Dresden is 22 weeks old now, and been clean/dry in the house since about 13-14 weeks. He now trots to the door to be let out for toilet, and Im confident he's completely cracked toilet training.

So I'd like to try and phase out the crate (I'd also like that corner of my living room back, as a huge crate is rather unsightly and that room isn't the biggest to begin with!) 
First, is it too early to do that? Do I risk setting him back again and un-doing my good work?
Secondly, how do I get him to realise he can sleep in places OTHER than his crate. He's always slept in his crate since I've had him, only for the first few days did he sleep in the room outside of it.
But it seems now that he doesn't realise he can sleep without his crate. When we take him to my parents of an evening, where there is no crate, he literally will NOT settle down or sleep, even though he is clearly tired. Its just that he isn't used to sleeping anywhere but the crate now, regardless of how many other places he is welcome to sleep. 

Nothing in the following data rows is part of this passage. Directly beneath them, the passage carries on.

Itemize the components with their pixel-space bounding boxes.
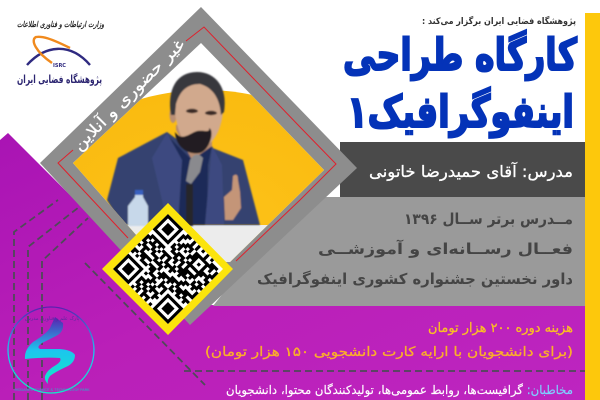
- ISRC mark: ISRC: [53, 63, 66, 69]
- red inner lines: [58, 27, 336, 261]
- audience: مخاطبان: گرافیست‌ها، روابط عمومی‌ها، تولیدکنندگان محتوا، دانشجویان: [226, 383, 573, 398]
- neck: [176, 125, 212, 160]
- ears: [170, 107, 176, 123]
- shirt: [171, 140, 213, 226]
- credential line 3: داور نخستین جشنواره کشوری اینفوگرافیک: [257, 270, 573, 288]
- photo area: [73, 43, 324, 262]
- rotated label: غیر حضوری و آنلاین: [69, 35, 189, 155]
- face: [174, 82, 223, 149]
- credential line 2: فعــال رســانه‌ای و آموزشــی: [318, 240, 573, 258]
- credential line 1: مــدرس برتر ســال ۱۳۹۶: [404, 210, 573, 228]
- organizer line: پژوهشگاه فضایی ایران برگزار می‌کند :: [422, 15, 576, 27]
- table: [128, 225, 268, 262]
- gray credentials panel: [213, 197, 585, 306]
- ring caption top: پارک علم و فناوری مدرس: [25, 315, 80, 322]
- eyes: [186, 109, 198, 113]
- right yellow strip: [585, 13, 600, 400]
- yellow circle backdrop: [73, 90, 324, 262]
- course fee: هزینه دوره ۲۰۰ هزار تومان: [428, 321, 573, 336]
- dashed guide lines: [14, 200, 585, 400]
- science park logo: [8, 307, 94, 393]
- code modules: [113, 214, 223, 324]
- student fee: (برای دانشجویان با ارایه کارت دانشجویی ۱۵۰ هزار تومان): [205, 345, 573, 360]
- ring caption bottom: MODARES SCIENCE & TECHNOLOGY PARK: [14, 388, 90, 392]
- beard: [175, 128, 212, 153]
- white base: [113, 214, 223, 324]
- ministry name: وزارت ارتباطات و فناوری اطلاعات: [17, 20, 104, 30]
- yellow frame: [102, 203, 233, 335]
- gray diamond frame: [40, 7, 357, 325]
- ministry and ISRC logo: [17, 20, 104, 86]
- instructor name: مدرس: آقای حمیدرضا خاتونی: [369, 162, 573, 182]
- presenter photo: [107, 72, 260, 226]
- purple background panel: [0, 133, 585, 400]
- lapels: [152, 134, 182, 214]
- dark instructor bar: [340, 142, 585, 198]
- ring: [8, 307, 94, 393]
- swoosh: [25, 317, 75, 384]
- hair: [170, 72, 225, 115]
- microphone: [186, 154, 203, 184]
- orbit emblem: [27, 37, 90, 65]
- QR code: [102, 203, 233, 335]
- institute name: پژوهشگاه فضایی ایران: [17, 73, 102, 86]
- jacket: [107, 132, 260, 225]
- hand: [224, 175, 241, 220]
- water bottle: [128, 190, 148, 226]
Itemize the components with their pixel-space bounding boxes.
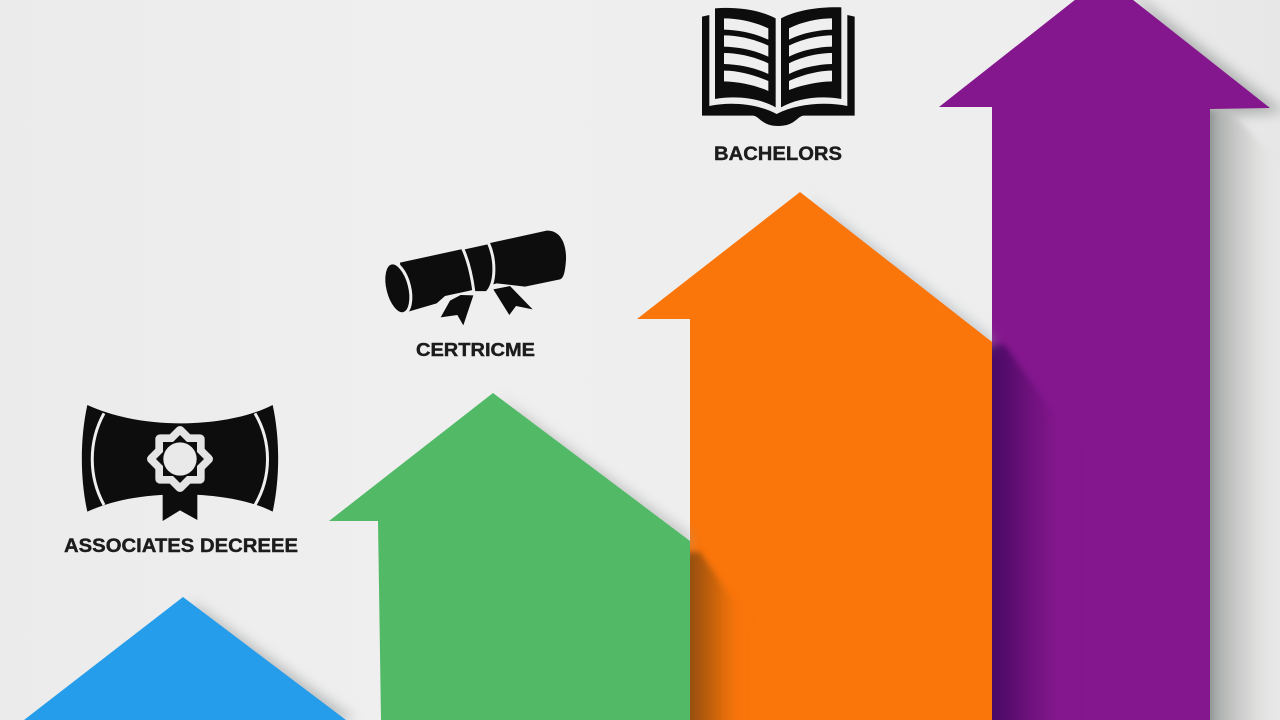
icon: open book [702,7,855,126]
arrow: orange bachelors arrow [637,192,992,720]
arrow: purple doctorate arrow [939,0,1280,720]
label: certificate: CERTRICME [416,340,535,360]
label: bachelors: BACHELORS [714,144,842,165]
arrow: blue associates arrow [24,597,356,720]
icon: diploma scroll [379,231,566,325]
icon: degree banner with seal [82,405,278,521]
label: associates degree: ASSOCIATES DECREEE [64,536,298,557]
arrow: green certificate arrow [329,393,690,720]
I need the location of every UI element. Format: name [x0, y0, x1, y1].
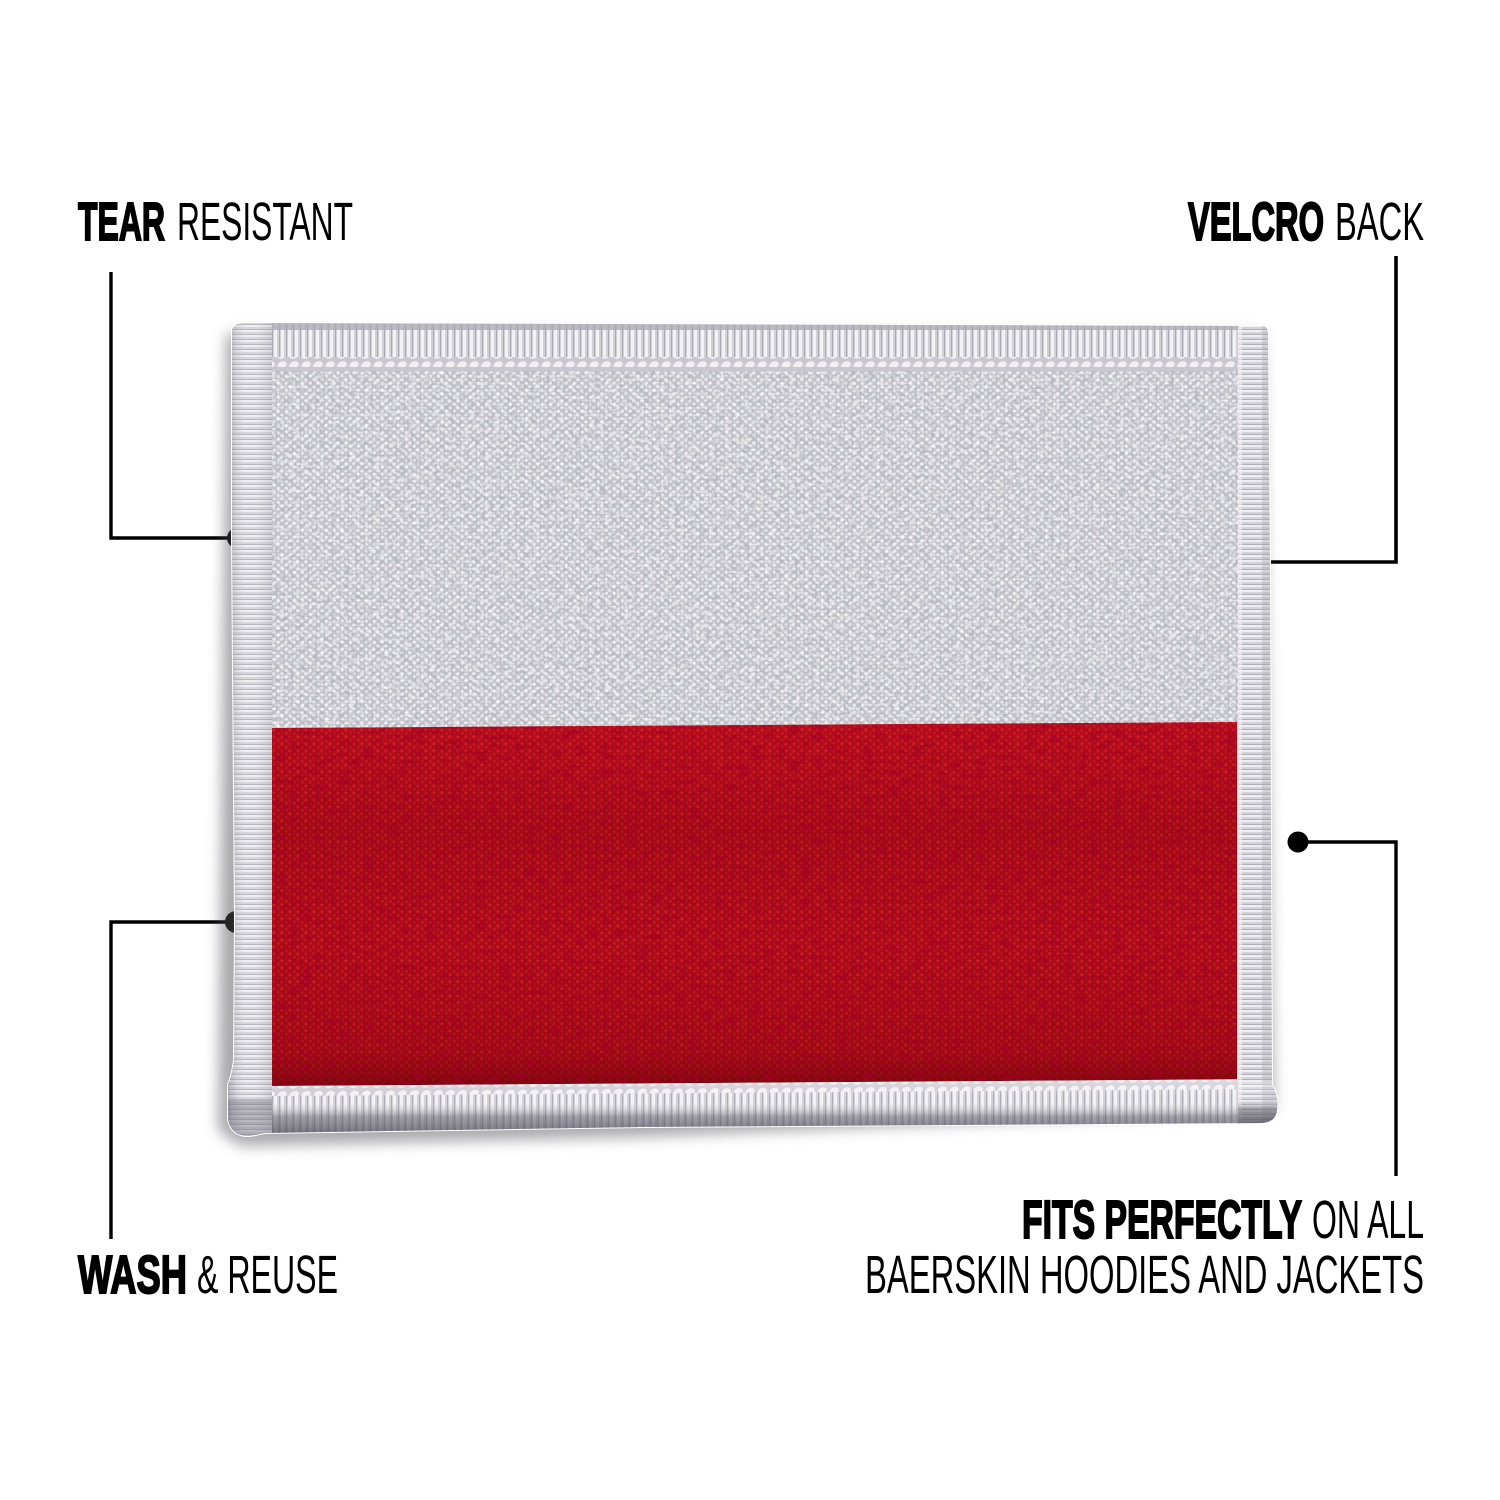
left border: [226, 320, 272, 1140]
callout line: wash and reuse: [111, 911, 247, 1239]
label: wash and reuse: [78, 1245, 338, 1305]
label: fits perfectly: ON ALL: [1312, 1190, 1424, 1250]
top border: [266, 323, 1241, 371]
bottom border: [270, 1079, 1277, 1133]
label: velcro back: VELCRO: [1188, 192, 1324, 252]
patch shadow: [218, 334, 1274, 1146]
callout line: velcro back: [1266, 256, 1396, 562]
label: fits perfectly: FITS PERFECTLY: [1022, 1190, 1302, 1250]
label: tear resistant: TEAR: [78, 192, 165, 252]
patch base: [228, 323, 1277, 1136]
label: wash and reuse: & REUSE: [197, 1245, 338, 1305]
red stripe: [272, 720, 1237, 1090]
right border: [1238, 324, 1280, 1126]
callout line: tear resistant: [111, 272, 247, 548]
label: tear resistant: [78, 192, 353, 252]
label: tear resistant: RESISTANT: [177, 192, 353, 252]
label: velcro back: BACK: [1335, 192, 1424, 252]
patch: Polish flag: [218, 320, 1280, 1146]
label: wash and reuse: WASH: [78, 1245, 187, 1305]
label: fits perfectly: [865, 1190, 1424, 1305]
white stripe: [270, 370, 1240, 732]
callout line: fits perfectly: [1288, 832, 1396, 1176]
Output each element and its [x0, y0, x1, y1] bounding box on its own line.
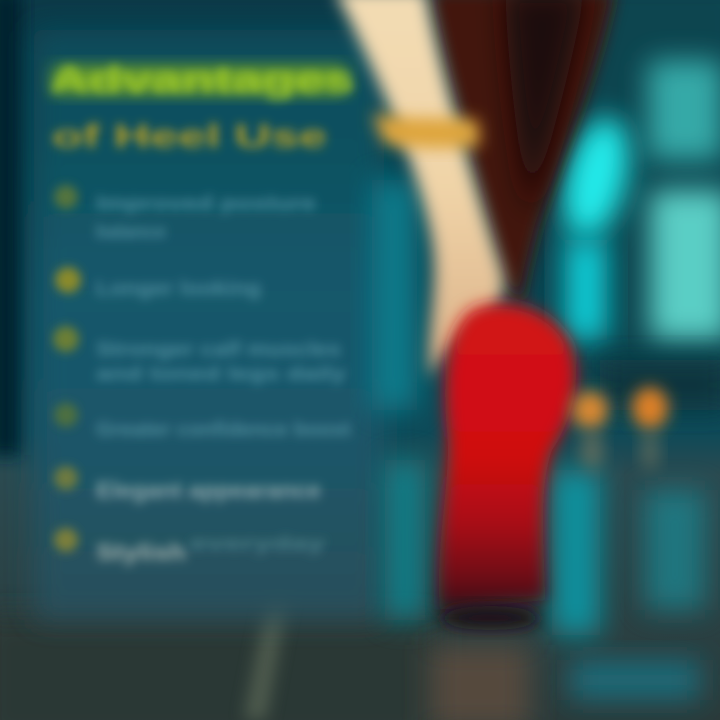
shoe base shadow: [440, 606, 540, 630]
item 1: [54, 185, 316, 243]
item 3: Stronger calf muscles: [96, 339, 341, 361]
shoe body: [439, 303, 576, 610]
illustration: leg and red heel: [335, 0, 615, 720]
item 5: [54, 466, 321, 503]
ankle band: [372, 114, 480, 148]
reflection under shoe: [430, 645, 530, 720]
item 1: Improved posture: [96, 193, 316, 215]
dark drape core: [505, 0, 585, 215]
item 6: everyday: [190, 534, 326, 555]
item 3: and toned legs daily: [96, 364, 347, 385]
item 6: Stylish: [96, 539, 186, 565]
background: dark left edge: [0, 0, 22, 455]
right backdrop glow: [372, 0, 720, 700]
item 1: balance: [96, 222, 166, 243]
item 6: [54, 528, 326, 565]
item 3: [53, 326, 347, 385]
item 5: Elegant appearance: [96, 477, 321, 503]
panel background: [34, 30, 384, 620]
list items: [53, 185, 351, 565]
dark trouser drape: [430, 0, 615, 305]
item 2: Longer looking: [96, 278, 261, 300]
heading line one: Advantages: [50, 59, 355, 100]
background: floor light streak: [244, 575, 292, 720]
panel: advantages list: [34, 30, 384, 620]
background: floor: [0, 615, 440, 720]
leg: [335, 0, 504, 380]
item 4: [54, 403, 351, 441]
heading: [50, 59, 355, 154]
heading line two: of Heel Use: [52, 118, 327, 154]
orange lights: [572, 387, 668, 470]
heading glow: [52, 66, 347, 94]
item 2: [55, 267, 261, 300]
item 4: Greater confidence boost: [96, 419, 351, 441]
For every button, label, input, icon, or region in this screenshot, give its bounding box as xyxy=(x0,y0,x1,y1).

He has a nice bed in our living room, and we've been trying to clicker train him to lay on it, but he never seems to be able to settle down without his crate, he'll just push and push and keep himself awake. Then when you do put him in the crate, he'll drop and go straight to sleep like he is exhausted. 

Any tips for how to get Dres to sleep through the night (minus toilet breaks of course) somewhere other than his crate? I'd like him to sleep beside my bed ideally, but at the moment I know that if I took him up with me, he wouldn't settle without the crate!


----------



## fifemute (May 30, 2012)

Do you leave the crate door open ?
We have Mieko's crate still in the hall but he is hardly ever in it, apart from when he gets a messy treat. He was toilet trained in about 10 day's from when we got him at 8 weeks. He got us up at 2.30am and 5.30am (ish) for a few nights for the toilet and found out he preferred to sleep on the kitchen floor when he came back in, so we now leave the crate door open and now sleeps right through until 7/8am.


----------



## Twiggy (Jun 24, 2010)

I personally continue to use the crate at nights for my pups until they are over the second (and worse) chewing stage which is usually around 9 - 14 months.

Have you got a dog bed as a replacement for the crate? If so you could put a thin fleece blanket on top of your pup's bedding in the crate and then try putting it on top of the dog bed instead and he may well settle on it.


----------